Minas Gerais Único laboratório para terapias de doenças raras do Brasil será construído na UFMG

Único laboratório para terapias de doenças raras do Brasil será construído na UFMG

Expectativa da administração é que o laboratório inicie as atividades no fim de 2023 e, futuramente, seja usado pelo SUS

A Finep Inovação e a Fapemig investirão R$2 milhões na construção

A Finep Inovação e a Fapemig investirão R$2 milhões na construção

ThinkStock

O único laboratório para produção de medicamentos para doenças raras do Brasil será construído no Instituto de Ciências Biológicas (ICB) da Universidade Federal de Minas Gerais (UFMG). 

O espaço produzirá medicamentos feitos por terapia genética destinados ao tratamento de doenças raras, como a Síndrome de Dravet, uma doença progressiva e incapacitante, resistente a tratamento. A enfermidade não tem cura e, com um possível medicamento, pode melhorar a qualidade de vida dos pacientes.

Segundo a UFMG, o SUS (Sistema Único de Saúde) não dispõe de terapia específica para doenças tão raras como essa, a não ser um conjunto de remédios formulados para outros tratamentos. A expectativa da universidade é que, quando concluído e posto em atividade, o laboratório possa ser utilizado para a saúde pública brasileira. 

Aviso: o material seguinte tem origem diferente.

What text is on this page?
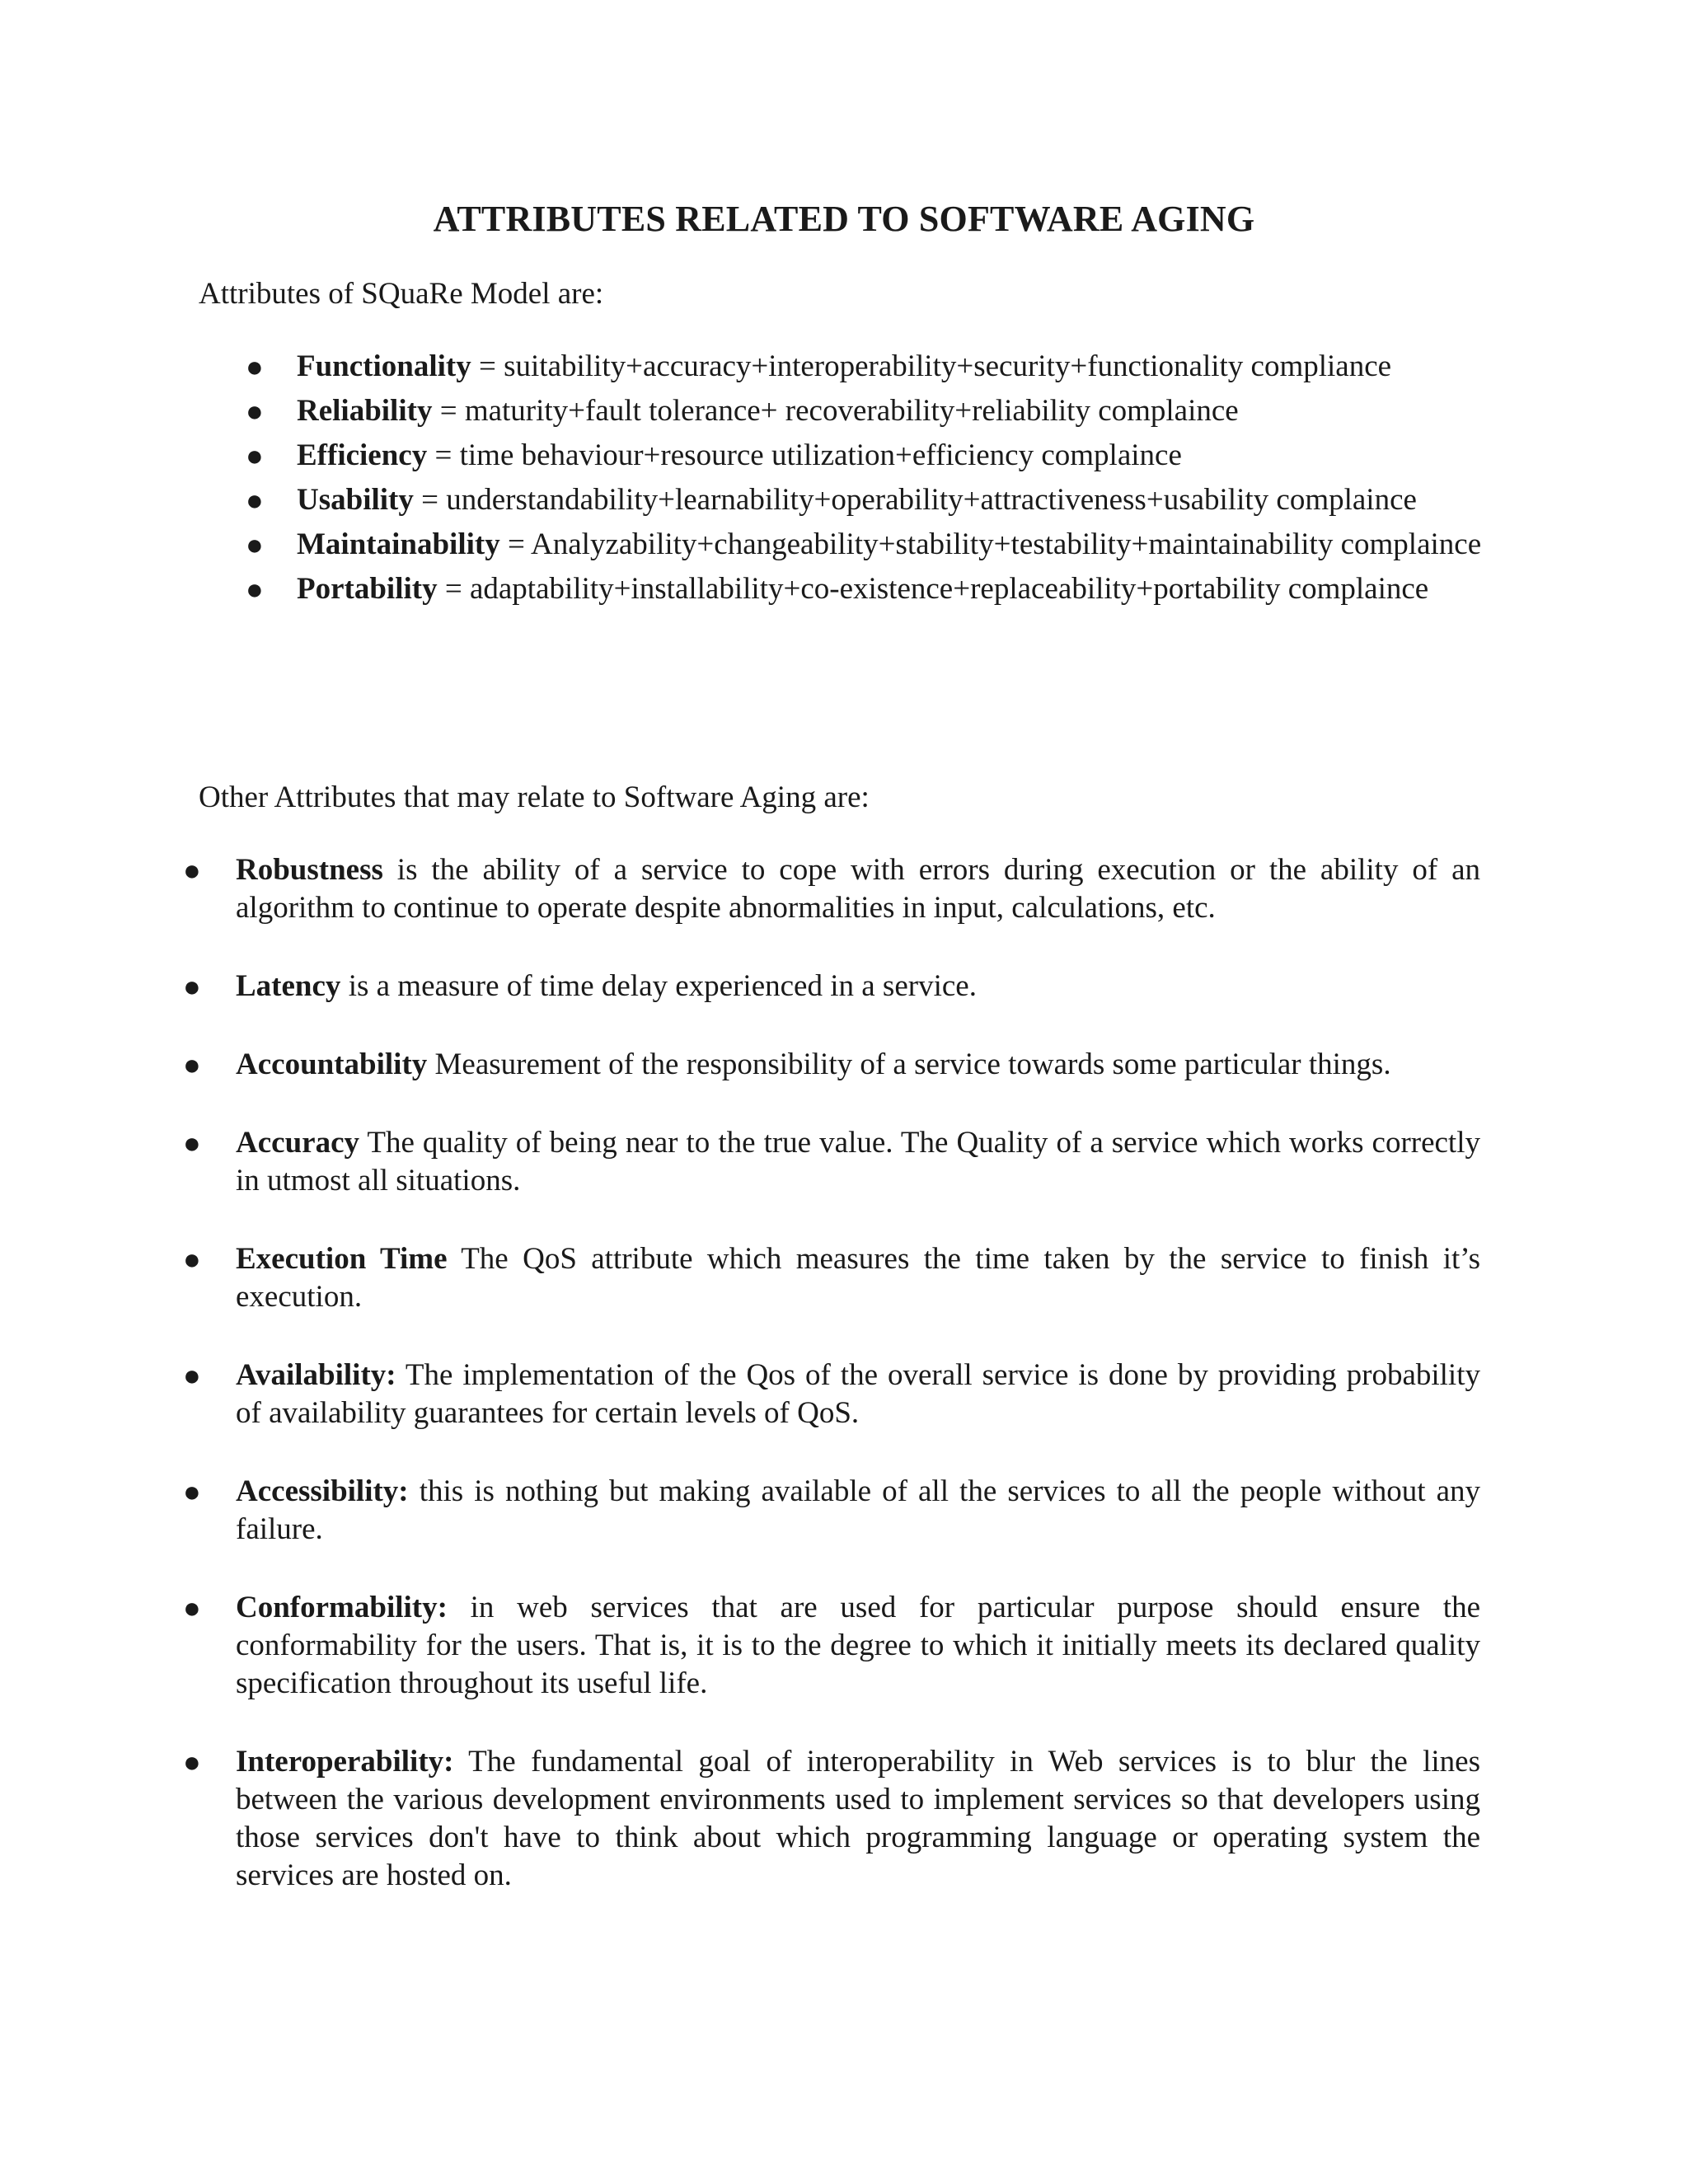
ATTRIBUTES RELATED TO SOFTWARE AGING
Attributes of SQuaRe Model are:
● Functionality = suitability+accuracy+interoperability+security+functionality compliance
● Reliability = maturity+fault tolerance+ recoverability+reliability complaince
● Efficiency = time behaviour+resource utilization+efficiency complaince
● Usability = understandability+learnability+operability+attractiveness+usability complaince
● Maintainability = Analyzability+changeability+stability+testability+maintainability complaince
● Portability = adaptability+installability+co-existence+replaceability+portability complaince
Other Attributes that may relate to Software Aging are:
● Robustness is the ability of a service to cope with errors during execution or the ability of an algorithm to continue to operate despite abnormalities in input, calculations, etc.
● Latency is a measure of time delay experienced in a service.
● Accountability Measurement of the responsibility of a service towards some particular things.
● Accuracy The quality of being near to the true value. The Quality of a service which works correctly in utmost all situations.
● Execution Time The QoS attribute which measures the time taken by the service to finish it’s execution.
● Availability: The implementation of the Qos of the overall service is done by providing probability of availability guarantees for certain levels of QoS.
● Accessibility: this is nothing but making available of all the services to all the people without any failure.
● Conformability: in web services that are used for particular purpose should ensure the conformability for the users. That is, it is to the degree to which it initially meets its declared quality specification throughout its useful life.
● Interoperability: The fundamental goal of interoperability in Web services is to blur the lines between the various development environments used to implement services so that developers using those services don't have to think about which programming language or operating system the services are hosted on.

A Finep Inovação e Pesquisa, vinculada ao Ministério da Ciência Tecnologia e Inovação, investirá R$2 milhões no laboratório, assim como a Fapemig (Fundação de Amparo à Pesquisa do Estado de Minas Gerais), que investirá o mesmo valor. 

O projeto do laboratório propõe uma plataforma biotecnológica baseada no uso da tecnologia de CRISPR-Cas9 e funcionará junto ao centro de produção de vetores virais para tecnologia de CRISPR-Cas9 do ICB. O local é coordenado pelo professor Antônio Oliveira, do Departamento de Farmacologia do ICB, segundo a UFMG.

A construção do laboratório, segundo o subcoordenador Vinícius Toledo Ribas, professor do Departamento de Morfologia do ICB, trará diversos benefícios para a saúde pública. “Além da produção de terapias que têm altos impactos para a saúde pública e para a sociedade, incluindo elevados custos para o SUS [atualmente, as terapias para doenças como a Síndrome de Dravet precisam ser importadas], a plataforma deve funcionar como celeiro para formação de recursos humanos nessa área específica”, conta.

A previsão para início das atividades no local, segundo o ICB, é para até o fim de 2023, em 2024, a administração espera já ter resultados.